Curtis Mann. Materiality
Curtis Mann, Object A (1st View, Greyscale), 2012, Chemically altered chromogenic development prints, cm 203 x 152,5
Dal 28 September 2012 al 3 November 2012
Torino
Luogo: Luce Gallery
Indirizzo: corso San Maurizio 25
Orari: da mercoledì a sabato 15.30-19.30
Telefono per informazioni: +39 011 8141011
E-Mail info: silviaorlando@ufficiostampa.to.it
Sito ufficiale: http://www.curtismann.com
Luce Gallery inaugura la stagione espositiva con la seconda mostra personale italiana dell'artista statunitense Curtis Mann, che presenterà in contemporanea a Torino ed a Milano nella galleria Monica De Cardenas una selezione di nuovi lavori.
Le opere dell'artista, pongono l'accento sull'artificio del mezzo fotografico con scene parzialmente modificate o cancellate attraverso un processo tecnico che dimostra la malleabilità delle immagini usate, a volte tratte da scene scelte dal web o attraverso la condivisione delle stesse in relazione a situazioni attuali storicamente interessanti. La fisica alterazione e decontestualizzazione in una continua forzatura alla ricerca del significato imprevisto ma sotteso all'immagine stessa, con il risultato finale di un'oscillazione tra fotografia, dipinto e reale immaginario diventano l'intento prioriatario.
Attraverso l'uso dell'immagine e della superficie sulla quale viene stampata Curtis Mann mette in discussione l'affinità del mezzo fotografico come strumento di documentazione, compromettendo seriamente la presunta capacità di trasmettere la verità. Con il processo di creazione della singola opera, l'immagine si sposta su terreni meno convenzionali anche grazie all'alterazione della superficie piatta della carta fotografica che risulta densa e materica.
Ultimamente il lavoro dell'artista si riferisce al vero e proprio utilizzo del medium fotografico, e sotto un diverso profilo alla creazione di opere di natura compositiva fino a sfiorare il loro lato scultoreo.
Le porzioni dell'immagine che vengono ricoperte possono servire ad esaltare dettagli che trovano l'interesse dell'artista. Tuttavia il percorso si è spostato verso un carattere che sposa maggiormente la manipolazione della carta fotografica anche con intagli e composizioni che arricchiscono la superifcie fotografica.
L'attenzione verso svariate immagini interessate a situazioni internazionali, si mischia con il desiderio di una creazione piu' autonoma e percettiva ed i richiami al passato vengono meno, fatta eccezione per il percorso artistico che dimostra nelle ultime opere una continuità di intenti di stile.

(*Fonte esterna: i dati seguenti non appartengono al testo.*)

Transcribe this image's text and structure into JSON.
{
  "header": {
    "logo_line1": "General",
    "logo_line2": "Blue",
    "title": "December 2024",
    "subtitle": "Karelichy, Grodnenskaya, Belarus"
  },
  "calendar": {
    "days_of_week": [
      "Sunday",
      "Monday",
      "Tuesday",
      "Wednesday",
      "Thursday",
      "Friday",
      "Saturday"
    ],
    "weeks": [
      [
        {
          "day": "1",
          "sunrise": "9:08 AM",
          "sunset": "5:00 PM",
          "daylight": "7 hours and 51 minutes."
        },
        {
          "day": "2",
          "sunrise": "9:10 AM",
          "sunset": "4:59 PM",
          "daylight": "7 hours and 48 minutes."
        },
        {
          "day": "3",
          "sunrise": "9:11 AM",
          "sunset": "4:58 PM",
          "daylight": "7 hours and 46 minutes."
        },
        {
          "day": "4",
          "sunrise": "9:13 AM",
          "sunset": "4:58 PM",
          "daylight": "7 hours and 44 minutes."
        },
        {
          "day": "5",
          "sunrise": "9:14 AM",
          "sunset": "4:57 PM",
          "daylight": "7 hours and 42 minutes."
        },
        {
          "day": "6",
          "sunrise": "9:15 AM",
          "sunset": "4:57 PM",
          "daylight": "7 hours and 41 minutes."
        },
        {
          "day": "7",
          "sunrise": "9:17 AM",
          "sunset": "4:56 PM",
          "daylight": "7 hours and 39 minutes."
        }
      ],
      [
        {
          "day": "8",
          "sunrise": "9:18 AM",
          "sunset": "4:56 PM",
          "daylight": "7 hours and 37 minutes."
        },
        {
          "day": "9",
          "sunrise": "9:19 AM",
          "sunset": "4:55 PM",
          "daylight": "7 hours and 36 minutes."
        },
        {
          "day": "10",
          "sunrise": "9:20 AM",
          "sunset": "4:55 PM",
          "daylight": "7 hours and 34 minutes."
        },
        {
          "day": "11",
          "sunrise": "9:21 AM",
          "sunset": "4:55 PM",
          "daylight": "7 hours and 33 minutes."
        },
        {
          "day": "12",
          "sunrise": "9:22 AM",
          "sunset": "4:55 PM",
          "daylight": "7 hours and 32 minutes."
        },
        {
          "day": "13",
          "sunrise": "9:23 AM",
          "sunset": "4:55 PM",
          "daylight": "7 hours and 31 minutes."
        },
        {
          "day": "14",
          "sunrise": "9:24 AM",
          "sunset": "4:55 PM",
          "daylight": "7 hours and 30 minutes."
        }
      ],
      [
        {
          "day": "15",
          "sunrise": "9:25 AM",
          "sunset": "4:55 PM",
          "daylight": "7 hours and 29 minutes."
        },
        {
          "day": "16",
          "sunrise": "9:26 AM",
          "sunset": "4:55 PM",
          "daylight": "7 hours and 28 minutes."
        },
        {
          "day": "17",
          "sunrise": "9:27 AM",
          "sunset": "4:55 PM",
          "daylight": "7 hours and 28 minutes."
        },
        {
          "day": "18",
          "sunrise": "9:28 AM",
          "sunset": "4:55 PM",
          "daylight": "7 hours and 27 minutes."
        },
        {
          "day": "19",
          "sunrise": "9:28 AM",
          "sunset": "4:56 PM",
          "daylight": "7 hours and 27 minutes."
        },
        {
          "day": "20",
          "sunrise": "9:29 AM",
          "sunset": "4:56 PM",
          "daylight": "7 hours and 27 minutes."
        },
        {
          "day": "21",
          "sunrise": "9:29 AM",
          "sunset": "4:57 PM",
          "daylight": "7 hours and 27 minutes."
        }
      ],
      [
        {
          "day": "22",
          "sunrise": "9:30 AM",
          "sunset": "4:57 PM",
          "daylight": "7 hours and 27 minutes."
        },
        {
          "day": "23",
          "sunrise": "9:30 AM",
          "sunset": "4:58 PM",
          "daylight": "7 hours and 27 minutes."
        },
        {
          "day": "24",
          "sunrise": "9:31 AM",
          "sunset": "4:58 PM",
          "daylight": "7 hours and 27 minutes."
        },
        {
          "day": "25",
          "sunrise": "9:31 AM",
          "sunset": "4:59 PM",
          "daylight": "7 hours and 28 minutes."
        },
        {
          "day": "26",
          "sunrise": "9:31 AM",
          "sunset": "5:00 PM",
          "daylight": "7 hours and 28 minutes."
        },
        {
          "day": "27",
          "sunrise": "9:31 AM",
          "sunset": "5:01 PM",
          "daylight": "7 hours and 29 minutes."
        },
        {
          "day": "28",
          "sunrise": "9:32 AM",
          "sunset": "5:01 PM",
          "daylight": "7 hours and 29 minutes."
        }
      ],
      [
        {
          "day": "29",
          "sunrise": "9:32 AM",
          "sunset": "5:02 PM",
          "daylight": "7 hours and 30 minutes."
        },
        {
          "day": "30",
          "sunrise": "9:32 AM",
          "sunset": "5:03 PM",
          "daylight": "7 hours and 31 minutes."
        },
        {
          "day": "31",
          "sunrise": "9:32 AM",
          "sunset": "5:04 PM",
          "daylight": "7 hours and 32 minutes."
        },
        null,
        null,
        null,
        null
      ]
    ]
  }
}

Con le tecnica inventata l'artista sfrutta l'influenza di Gordon Matta-Clark, che spesso decostruiva, perforava od eliminava intere sezioni di edifici abbandonati, come analogicamente Curtis Mann “decostruisce” i materiali e le immagini adottando un metodo dagli esiti paradossali per penetrare e stravolgere la struttura ed i significati delle immagini attraverso l'uso della candeggina e della vernice trasparente.
Le cromie rimangono accese e piacevoli assumendo nelle rappresentazioni astratte maggiore incisività. Singoli soggetti vengono alternati a griglie di fotografie che talvolta richiamano un paesaggio od un cielo che non ha confini, dimostrando come l'artista sia immerso con sapienza in una serie di nuove tematiche coltivando allo stesso tempo il dialogo tra fotografia e dipinto con l'arrichimento di porzioni intere di scatti fotografici e con l'oscillazione tra l'immagine e l'oggetto.
La curiosità dell'artista tocca la natura fisica della fotografia quasi a volerla scandagliare nel profondo con la sua materiale decomposizione e cosi' possiamo notare gli strappi o le pieghe nel suo lavoro od i cerchi e gli archi espressi attraverso la sua originale tecnica al fine di manifestare l'intenzione di entrare dentro l'immagine come a voler curiosare nell'intimo del medium usato.
Curtis Mann vive e lavora a Chicago ed è nato nel 1980 a Dayton (OH). Le sue mostre personali includono la Galerie Almine Rech a Bruxelles e quest'anno a Parigi, la Kavi Gupta Gallery a Chicago, la Kuseneers Gallery ad Antwerp in Belgio. E' attualmente in mostra con la sua prima personale museale presso il South Eastern Center for Contemporary Art,Winston-Salem (NC).
Tra le mostre collettive piu' importanti ricordiamo quelle tenutesi al Metropolitan Museum of Art di New York, “After the Gold Rush: Contemporary Photograph from the Collection”, al Museum of Contemporary Photograph di Chicago, la Biennale del Whitney Museum of American Art.